Dual‐Functional Catalyst of Amorphous TiO2 Embedded in Mesoporous Carbon Hollow Spheres for H2O2 Electrosynthesis

Abstract H 2 O 2 production in coupled electrochemical systems, where H 2 O 2 is generated through 2e‐pathway of water oxidation (2e‐WOR) at anode and 2e‐pathway of oxygen reduction (2e‐ORR) at cathode, offers an advanced alternative to the anthraquinone process. However, the efficiency of such coupled system is often hindered by the limited activity and selectivity of electrocatalysts.
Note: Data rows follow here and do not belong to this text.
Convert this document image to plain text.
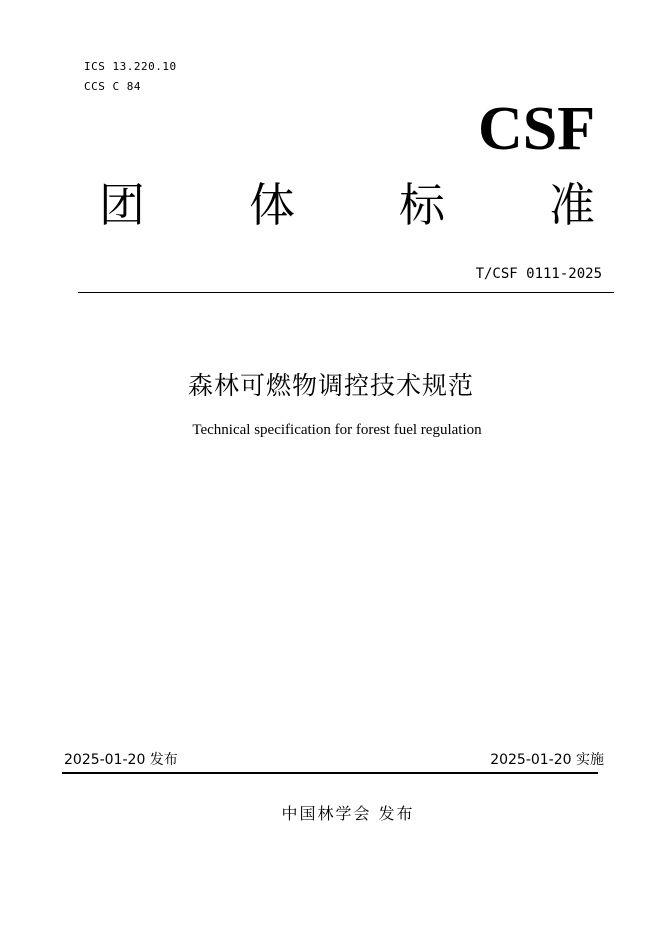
ICS 13.220.10
CCS C 84
CSF
团 体 标 准
T/CSF 0111-2025
森林可燃物调控技术规范
Technical specification for forest fuel regulation
2025-01-20 发布	2025-01-20 实施
中国林学会 发布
Herein, a dual‐functional catalyst composed of amorphous TiO 2 embedded in mesoporous carbon hollow spheres (TiO x @MCHS) is reported, which exhibits exceptional electrocatalytic performance for both 2e‐WOR and 2e‐ORR. By employing TiO x @MCHS‐loaded electrodes as both anode and cathode in a membrane‐free flow cell with 4 м K 2 CO 3 /KHCO 3 as electrolyte, a rate of 108.3 µmol min −1 cm −2 and a Faradaic efficiency (FE) of ≈145% for H 2 O 2 production are achieved at a voltage of ≈2.5 V under a constant current of 240 mA (anode: 1 cm 2 , cathode: 4 cm 2 ). Experimental and computational results reveal the crucial role of low‐coordinated Ti in optimizing the adsorption of intermediates involved in the two electrode reaction pathways, thereby enhancing both activity and selectivity of these processes. This work establishes a new paradigm for the development of advanced electrocatalysts and the design of novel coupled‐electrolysis systems, enabling scalable and sustainable H 2 O 2 electrosynthesis.